Decided On September 15, 1922
C S VADAMALAI PILLAI Appellant
V/S
PSUBRAMANIA CHETTIAR Respondents

JUDGEMENT

(1.) This suit was brought on the strength of an equitable mortgage made by 1 defendant in favour of the plaintiff. Defendants Nos. 2 to 6 axe the sons of first defendant. Defendants Nos. 7 and 8 are puisne mortgagees. Defendants Nos. 1, 2 and 5 are now dead and defendants Nos. 3, 4 and 6 prefer this appeal.

(2.) The evidence on record shows that the plaintiff was lending money to the 1 defendant in a series, of transactions commencing from the 24 of August 1907. Every time that accounts were settled between he parties a promissory note was executed. On the 13 of October 1913 the 1 defendant deposited title-deeds of landed property to secure a debt of Sections 10,900 carrying interest at 12 per cent due on the 12 October 1913. On the 1 of October 1912 there was a consolidation of intermediate loans and on the 4 October 1913 there was a fresh consolidation for which a promissory-note, Exhibit C, for Rs. 13,900 was executed. This was followed, on the 7 of October 1913 by a letter, Exhibit E, giving particulars of the title- deeds deposited for the debt of Rs. 13,900 Exhibits C(1) and C(2) are promissory-notes for the interest that subsequently accrued. They are dated 17 February 1915 and 20th September 1915 respectively. Finally, Exhibit E(2), a letter dated the 20 September 1915, was written by the 1 defendant to the plaintiff stating that he consented to the title-deeds and other documents already deposited being held as security for interest amounting to Rs. 812 and odd lent upon a promissory-note of the same date, viz., Exhibit C(2). The deposit of title-deeds having been made in the Presidency Town of Madras was quite regular and valid according to Section 59 of the Transfer of Property Act.

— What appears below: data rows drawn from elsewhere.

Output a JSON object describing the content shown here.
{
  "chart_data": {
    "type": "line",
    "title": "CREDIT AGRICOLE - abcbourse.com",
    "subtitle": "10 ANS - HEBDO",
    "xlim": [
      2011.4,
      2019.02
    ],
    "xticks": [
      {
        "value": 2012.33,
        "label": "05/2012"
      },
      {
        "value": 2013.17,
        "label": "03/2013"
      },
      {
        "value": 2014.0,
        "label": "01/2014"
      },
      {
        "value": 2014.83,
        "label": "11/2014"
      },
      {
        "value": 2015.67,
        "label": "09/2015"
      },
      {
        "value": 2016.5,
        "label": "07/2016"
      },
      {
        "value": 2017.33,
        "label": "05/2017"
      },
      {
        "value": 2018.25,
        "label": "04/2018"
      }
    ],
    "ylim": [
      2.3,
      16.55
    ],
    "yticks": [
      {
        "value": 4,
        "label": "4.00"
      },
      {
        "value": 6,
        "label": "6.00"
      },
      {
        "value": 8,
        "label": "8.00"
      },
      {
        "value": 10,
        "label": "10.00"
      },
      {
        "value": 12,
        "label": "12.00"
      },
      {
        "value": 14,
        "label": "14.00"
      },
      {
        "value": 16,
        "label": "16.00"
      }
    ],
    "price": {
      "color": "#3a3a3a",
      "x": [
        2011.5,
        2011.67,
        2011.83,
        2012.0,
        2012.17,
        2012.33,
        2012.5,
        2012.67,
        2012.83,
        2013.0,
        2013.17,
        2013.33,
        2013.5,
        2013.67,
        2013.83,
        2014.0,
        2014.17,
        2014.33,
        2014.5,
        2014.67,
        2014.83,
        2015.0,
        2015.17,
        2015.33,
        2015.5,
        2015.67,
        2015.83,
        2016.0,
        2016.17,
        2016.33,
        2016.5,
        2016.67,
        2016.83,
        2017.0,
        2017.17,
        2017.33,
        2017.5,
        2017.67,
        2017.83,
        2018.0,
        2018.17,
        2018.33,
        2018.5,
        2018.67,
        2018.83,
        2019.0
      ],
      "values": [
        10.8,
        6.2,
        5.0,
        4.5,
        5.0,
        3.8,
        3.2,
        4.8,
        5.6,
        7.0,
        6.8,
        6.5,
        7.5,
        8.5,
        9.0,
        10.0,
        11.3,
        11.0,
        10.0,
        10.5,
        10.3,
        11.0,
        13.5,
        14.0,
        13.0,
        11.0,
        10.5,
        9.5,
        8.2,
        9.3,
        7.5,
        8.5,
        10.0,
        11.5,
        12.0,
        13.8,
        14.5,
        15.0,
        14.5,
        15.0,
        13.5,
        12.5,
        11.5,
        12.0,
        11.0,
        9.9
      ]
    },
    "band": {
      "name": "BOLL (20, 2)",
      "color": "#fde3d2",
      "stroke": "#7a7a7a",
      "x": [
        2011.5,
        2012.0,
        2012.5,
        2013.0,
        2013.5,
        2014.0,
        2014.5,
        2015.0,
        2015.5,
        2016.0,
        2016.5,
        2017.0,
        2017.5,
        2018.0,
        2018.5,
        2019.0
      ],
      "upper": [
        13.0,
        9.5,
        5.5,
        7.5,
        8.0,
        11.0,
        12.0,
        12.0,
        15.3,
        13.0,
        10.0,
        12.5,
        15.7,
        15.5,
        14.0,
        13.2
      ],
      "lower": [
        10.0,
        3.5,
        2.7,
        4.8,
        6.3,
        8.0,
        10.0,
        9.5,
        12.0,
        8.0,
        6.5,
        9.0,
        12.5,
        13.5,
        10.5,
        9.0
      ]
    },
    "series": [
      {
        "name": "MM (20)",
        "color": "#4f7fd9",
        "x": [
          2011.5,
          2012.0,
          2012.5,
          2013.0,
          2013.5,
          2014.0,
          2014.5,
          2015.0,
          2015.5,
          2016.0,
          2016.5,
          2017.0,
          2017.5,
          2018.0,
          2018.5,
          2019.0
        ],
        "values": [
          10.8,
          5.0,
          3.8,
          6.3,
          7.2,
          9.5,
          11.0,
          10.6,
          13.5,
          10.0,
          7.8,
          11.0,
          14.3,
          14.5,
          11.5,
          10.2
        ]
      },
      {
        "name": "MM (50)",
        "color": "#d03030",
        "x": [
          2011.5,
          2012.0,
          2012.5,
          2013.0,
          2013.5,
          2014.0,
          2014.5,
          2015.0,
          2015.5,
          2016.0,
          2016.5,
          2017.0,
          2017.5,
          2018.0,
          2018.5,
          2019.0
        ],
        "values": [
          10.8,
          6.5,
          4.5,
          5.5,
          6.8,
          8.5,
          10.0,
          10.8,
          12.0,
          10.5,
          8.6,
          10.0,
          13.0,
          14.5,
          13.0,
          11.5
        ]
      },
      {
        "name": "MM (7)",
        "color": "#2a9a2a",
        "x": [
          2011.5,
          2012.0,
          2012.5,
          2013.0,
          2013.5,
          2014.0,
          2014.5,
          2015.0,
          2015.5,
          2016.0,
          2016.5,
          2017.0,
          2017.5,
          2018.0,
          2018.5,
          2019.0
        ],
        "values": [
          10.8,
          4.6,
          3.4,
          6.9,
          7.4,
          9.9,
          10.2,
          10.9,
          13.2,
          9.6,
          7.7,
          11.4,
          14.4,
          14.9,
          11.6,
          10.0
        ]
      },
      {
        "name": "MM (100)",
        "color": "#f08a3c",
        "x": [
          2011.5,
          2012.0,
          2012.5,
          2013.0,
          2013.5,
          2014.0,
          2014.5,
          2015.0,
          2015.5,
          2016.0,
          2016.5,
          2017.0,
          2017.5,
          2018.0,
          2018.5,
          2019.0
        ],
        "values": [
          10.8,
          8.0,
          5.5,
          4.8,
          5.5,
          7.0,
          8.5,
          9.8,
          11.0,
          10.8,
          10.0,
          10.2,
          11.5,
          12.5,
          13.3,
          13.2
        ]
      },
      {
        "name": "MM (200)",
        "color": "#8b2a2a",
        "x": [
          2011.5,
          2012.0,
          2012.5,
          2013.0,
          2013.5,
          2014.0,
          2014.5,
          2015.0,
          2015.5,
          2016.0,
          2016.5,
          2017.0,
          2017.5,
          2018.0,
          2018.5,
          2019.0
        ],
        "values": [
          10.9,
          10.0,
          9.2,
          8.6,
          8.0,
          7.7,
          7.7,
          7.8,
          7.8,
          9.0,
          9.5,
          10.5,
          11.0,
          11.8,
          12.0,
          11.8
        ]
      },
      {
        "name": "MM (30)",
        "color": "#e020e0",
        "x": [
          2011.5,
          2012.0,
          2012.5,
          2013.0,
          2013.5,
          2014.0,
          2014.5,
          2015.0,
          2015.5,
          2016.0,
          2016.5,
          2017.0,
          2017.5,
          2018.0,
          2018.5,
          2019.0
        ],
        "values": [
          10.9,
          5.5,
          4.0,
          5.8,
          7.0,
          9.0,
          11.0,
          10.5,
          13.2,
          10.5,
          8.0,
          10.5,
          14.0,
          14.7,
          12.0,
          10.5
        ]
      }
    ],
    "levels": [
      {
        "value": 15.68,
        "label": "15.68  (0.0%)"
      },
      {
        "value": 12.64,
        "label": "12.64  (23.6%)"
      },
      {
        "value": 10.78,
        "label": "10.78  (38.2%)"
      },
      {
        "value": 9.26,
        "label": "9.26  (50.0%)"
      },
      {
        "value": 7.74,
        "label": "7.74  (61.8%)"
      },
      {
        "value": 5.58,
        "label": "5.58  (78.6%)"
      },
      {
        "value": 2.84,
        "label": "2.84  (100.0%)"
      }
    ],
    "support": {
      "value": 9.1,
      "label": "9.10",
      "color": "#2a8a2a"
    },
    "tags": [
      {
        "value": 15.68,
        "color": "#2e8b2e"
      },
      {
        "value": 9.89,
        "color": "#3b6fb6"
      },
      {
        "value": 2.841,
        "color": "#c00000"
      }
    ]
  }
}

(3.) In appeal the following contentions have been raised. First, that the loan is not true, that the transactions between the plaintiff and the 1 defendant were brought about in order to shield the property from his unsecured creditors and that being pressed by them he filed a petition to be declared an insolvent on the 23 of March 1916. Secondly, the son's interest is not affected by this equitable mortgage, as the father did not contract it for an antecedent debt in the sense that these words have been used in recent Privy Council decisions. Thirdly, as the father purported to be dealing with his own property, he did not make the mortgage in his capacity of manager of the joint family and, therefore, it cannot bind the son's share. Fourthly, if the mortgage is partially effective over the father's interests, the plaintiff can only proceed against the son's shares after exhausting his remedies against the father's share. Fifthly, Exhibits E and E(2), which are letters referring to the deposit of title-deeds, are invalid for the purpose of creating a mortgage as they have not been registered. In the lower Court an attempt was made to prove that the debts were incurred for illegal and immoral purposes. Mr. A. Krishnaswami Aiyar for the appellant frankly stated that he could show that the 1st defendant was leading an immoral life, but he admitted that he could not connect any particular debt with immorality. Therefore, the defence which formed the subject of the 4th issue in the lower Court has not been pressed in appeal.